Alyson Bundy, DO
Saint Vincent Indianapolis Hospital
Indianapolis, Indiana
Disclosure information not submitted.
Brandon Pearce, D.O.
Dr. Brandon Pearce
Ascension St. Vincent Hospital, United States
Disclosure information not submitted.
Vrushank Patel, MD
Dr. Vru Patel
Ascension St. Vincent Hospital, United States
Disclosure information not submitted.
Title: An Interesting Case of Pulmonary Lymphomatoid Granulomatosis
Case Report Body:
Introduction:
Pulmonary lymphomatoid granulomatosis (LYG) is an EBV-driven lymphoproliferative disorder that presents as bilateral pulmonary nodules more common in men aged 40-70. Although difficult to diagnose, early diagnosis leads to improvement in mortality. Here we present an interesting case of LYG with rapidly expanding granulomas.
Description:
75-year-old male with a remote history of renal transplant and bilateral lung masses found 2 months prior presented to the ED with two days of confusion. Outpatient workup of the pulmonary masses included PET, EBUS, and CT-guided biopsy. Based on biopsies, the leading diagnosis was non necrotizing granuloma sarcoid-like reaction from immunosuppression and he was placed on prednisone. Malignancy could not be ruled out as the biopsy also demonstrated rare atypical cells. On presentation, initial workup revealed hyponatremia, thought to be SIADH, and an enlarging right lung mass. Brain MRI revealed abnormal areas of hyperintensity and multiple lesions with vasogenic edema.
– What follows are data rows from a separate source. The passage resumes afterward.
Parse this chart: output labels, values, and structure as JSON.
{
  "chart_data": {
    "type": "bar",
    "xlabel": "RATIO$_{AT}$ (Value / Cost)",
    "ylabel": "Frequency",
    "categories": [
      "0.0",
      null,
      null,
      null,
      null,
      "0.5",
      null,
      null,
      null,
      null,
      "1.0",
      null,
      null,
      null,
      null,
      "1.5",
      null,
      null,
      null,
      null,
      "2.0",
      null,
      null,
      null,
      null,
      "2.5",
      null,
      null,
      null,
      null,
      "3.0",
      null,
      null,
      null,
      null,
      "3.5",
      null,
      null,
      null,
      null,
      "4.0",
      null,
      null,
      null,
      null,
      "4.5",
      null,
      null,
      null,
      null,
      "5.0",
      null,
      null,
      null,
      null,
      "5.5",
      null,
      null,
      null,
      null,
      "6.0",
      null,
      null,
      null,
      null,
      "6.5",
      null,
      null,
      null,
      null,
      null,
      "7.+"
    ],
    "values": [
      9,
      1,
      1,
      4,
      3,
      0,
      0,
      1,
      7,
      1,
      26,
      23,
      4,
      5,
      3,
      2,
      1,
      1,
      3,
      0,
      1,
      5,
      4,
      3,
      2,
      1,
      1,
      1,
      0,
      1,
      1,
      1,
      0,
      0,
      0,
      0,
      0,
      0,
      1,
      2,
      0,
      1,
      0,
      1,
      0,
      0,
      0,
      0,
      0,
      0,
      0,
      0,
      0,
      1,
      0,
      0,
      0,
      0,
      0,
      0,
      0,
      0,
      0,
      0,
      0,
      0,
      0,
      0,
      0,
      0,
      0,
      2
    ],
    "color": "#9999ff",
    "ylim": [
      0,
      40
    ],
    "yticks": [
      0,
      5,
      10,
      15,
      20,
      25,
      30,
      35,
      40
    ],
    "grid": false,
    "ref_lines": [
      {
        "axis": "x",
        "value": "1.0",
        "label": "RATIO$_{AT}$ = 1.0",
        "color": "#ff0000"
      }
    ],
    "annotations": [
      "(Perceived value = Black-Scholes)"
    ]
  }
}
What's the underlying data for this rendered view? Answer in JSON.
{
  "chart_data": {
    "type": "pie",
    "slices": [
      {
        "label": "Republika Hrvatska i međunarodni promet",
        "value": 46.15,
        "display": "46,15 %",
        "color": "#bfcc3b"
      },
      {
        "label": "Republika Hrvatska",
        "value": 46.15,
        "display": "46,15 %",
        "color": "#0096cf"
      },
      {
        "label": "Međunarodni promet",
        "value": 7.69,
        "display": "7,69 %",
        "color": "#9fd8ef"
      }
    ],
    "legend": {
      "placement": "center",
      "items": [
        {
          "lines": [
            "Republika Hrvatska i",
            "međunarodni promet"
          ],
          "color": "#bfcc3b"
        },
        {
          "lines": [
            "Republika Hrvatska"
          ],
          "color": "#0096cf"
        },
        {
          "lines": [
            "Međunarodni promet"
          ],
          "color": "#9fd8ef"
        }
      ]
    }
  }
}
He was started on prophylactic Dexamethasone and Keppra and underwent extensive infectious disease and autoimmune workup, all of which was unrevealing. He then underwent a stereotactic brain biopsy. While awaiting results, the patient became obtunded and required ICU-level care for worsening encephalopathy. Ultimately brain biopsy revealed diffuse large B cell lymphoma and was positive for Epstein-Barr virus. The patient decompensated further and care was withdrawn.
Discussion:
LYG is difficult to diagnose due to its rarity and nonspecific symptoms that are similar to other pulmonary processes. It often requires multiple biopsies and EBV RNA on biopsy samples to diagnose. Median survival is 14 months and the mortality rate is 60%. 15-25% of cases will evolve into aggressive lymphoma, which is almost always fatal. Early recognition and treatment is critical to achieve remission and avoid conversion to high-grade lymphoma. Providers must avoid anchoring biases and keep their differential diagnosis broad. Particularly when a patient does not respond appropriately to treatment, clinicians should consider alternative etiologies such as LYG. Maintaining a broad differential, especially when faced with treatment failure, can be life-saving as many disease processes such as LYG rely on prompt diagnosis.